Wednesday 26 March 2014

Why striking is hitting me where it hurts

Today I am striking.  I am not going into school and I am sitting at home, writing this and contemplating catching up on my marking.

According to the NUT; these are the reasons we are striking;

I love my job.  I love my school. I love (most of) the children I teach and I am absolutely committed to getting them the grades that they deserve.  The issues about which I am striking are preventing me from doing my job. The job I love.  Anecdotally, many teachers at my school have told me that today they are striking when they didn't last time because they have so much work to catch up on. No, really.  The irony is not lost.

Do we have too much work?  I am part time and am seriously contemplating reducing my hours next year so I have time to do my job.  Each additional class I take on involves not only the 4 hours a week, but the 4 hours or so preparation time for those lessons, the additional 4 hours or so marking, an additional parents' evening, another set of reports and so on.  At the moment I can just about get my own children in bed by about 8 pm, after which I return downstairs to wash up, make sandwiches, clean the kitchen and settle down to work at about 9 pm.  I work on the evenings I work, the evenings on the days before I work, holidays, Sundays and a few Saturdays and Fridays.  I can usually finish by midnight.  That's not so bad.  But my children are getting older and Max only finishes cubs at 8:30; what do I do then?  

I'm part time btw.  I mentioned that.  

Does this excessive workload mean that we don't do a good job?  Not really, because each one of those hours, those books, to us represents an individual student.  At half midnight, when we have just 3 books left to mark, having put the scruffiest one to the bottom of the pile, then the most hard-working one, then one-most-likely-to-be-absent; we can't bear the look on the face of little Leonie who asks plaintively; "Why haven't you marked my book Miss?"  Anyway, so much of what we do depends on giving the students the opportunity to respond to our marking and set themselves targets based on that, that marking is often only the start of the lesson planning.  So tonight it's a 1am finish.  
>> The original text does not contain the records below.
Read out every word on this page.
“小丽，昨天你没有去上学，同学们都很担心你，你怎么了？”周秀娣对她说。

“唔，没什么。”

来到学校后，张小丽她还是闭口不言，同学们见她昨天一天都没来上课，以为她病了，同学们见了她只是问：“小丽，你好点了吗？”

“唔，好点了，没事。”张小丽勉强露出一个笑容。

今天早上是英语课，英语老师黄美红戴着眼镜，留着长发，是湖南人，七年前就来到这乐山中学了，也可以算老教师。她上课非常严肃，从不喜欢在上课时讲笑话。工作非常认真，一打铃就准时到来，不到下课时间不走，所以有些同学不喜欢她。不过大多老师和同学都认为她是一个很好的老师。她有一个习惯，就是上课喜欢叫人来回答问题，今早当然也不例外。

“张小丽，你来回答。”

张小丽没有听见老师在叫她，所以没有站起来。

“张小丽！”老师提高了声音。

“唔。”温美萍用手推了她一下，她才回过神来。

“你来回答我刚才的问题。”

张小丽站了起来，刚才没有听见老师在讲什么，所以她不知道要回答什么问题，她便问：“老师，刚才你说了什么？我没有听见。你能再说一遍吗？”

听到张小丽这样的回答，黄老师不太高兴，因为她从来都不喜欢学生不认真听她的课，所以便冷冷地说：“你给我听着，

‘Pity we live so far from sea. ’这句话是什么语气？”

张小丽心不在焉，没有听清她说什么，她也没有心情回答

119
So what about Performance Related Pay?  Should we get paid for what we do?  What we achieve for the students?  What they achieve for us?  What about my friend Linda?  Every year she took the bottom set, we offered to swap, she didn't have to do it, but she was good with them.  Almost all demotivated boys, or girls that could hardly string a sentence together.  The option subjects couldn't cope. They were a health and safety risk for science.  Mitchell would have been banned from PE after the javelin incident.  The German teacher would refuse to teach Shayne after the "sandwich" incident.  But they had to do English, and on the days when they weren't in some kind of  Pupil Referral Unit, anger management course or bricklaying day at college, Linda dragged each of them through persuasive letter writing in some kind of vocational course; before they were forbidden; so each of these boys left school with something, a real life qualification or GCSE grade G.

Would Linda pass her Performance Management?  Before Callum threatened his sister with a kitchen knife, he was targeted a C grade based on his year 6 SATS level.  That target stands.  That's what most of his peer group would get, if they weren't in care.  So who wants to teach that group now?  
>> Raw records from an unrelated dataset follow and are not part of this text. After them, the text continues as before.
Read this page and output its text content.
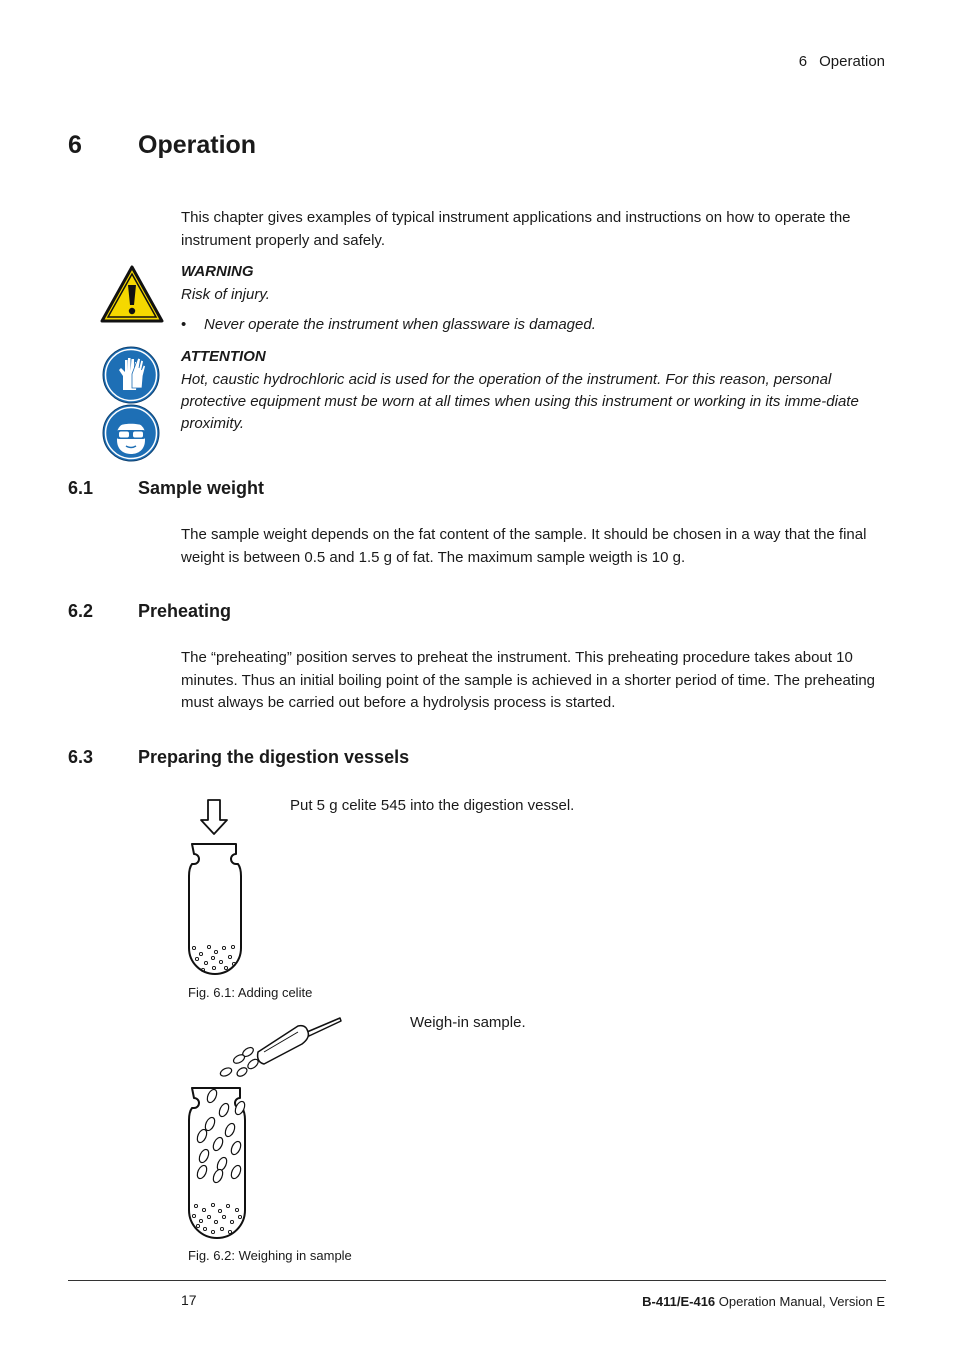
6 Operation
6 Operation
This chapter gives examples of typical instrument applications and instructions on how to operate the instrument properly and safely.
WARNING
Risk of injury.
• Never operate the instrument when glassware is damaged.
ATTENTION
Hot, caustic hydrochloric acid is used for the operation of the instrument. For this reason, personal protective equipment must be worn at all times when using this instrument or working in its imme-diate proximity.
6.1 Sample weight
The sample weight depends on the fat content of the sample. It should be chosen in a way that the final weight is between 0.5 and 1.5 g of fat. The maximum sample weigth is 10 g.
6.2 Preheating
The “preheating” position serves to preheat the instrument. This preheating procedure takes about 10 minutes. Thus an initial boiling point of the sample is achieved in a shorter period of time. The preheating must always be carried out before a hydrolysis process is started.
6.3 Preparing the digestion vessels
Put 5 g celite 545 into the digestion vessel.
Fig. 6.1: Adding celite
Weigh-in sample.
Fig. 6.2: Weighing in sample
17	B-411/E-416 Operation Manual, Version E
And when they fail Linda, put her on capability and get her out quick, because she's a bit expensive, you could get a young, inexperienced teacher in to teach that group at half the price.  And when that teacher goes off long term sick with stress, you can always get a non-qualified teacher in on instructor's rates because you can't afford a proper teacher and that group, well they're not worth it are they?  

And breathe.  

I love my job. I want to do it well. I love being a parent. I would quite like the time to do that well, too.  I want my children to matter as much to their teachers as my students matter to me.  And since some of them are your children, or soon likely to be, I hope you understand the reason why I am striking.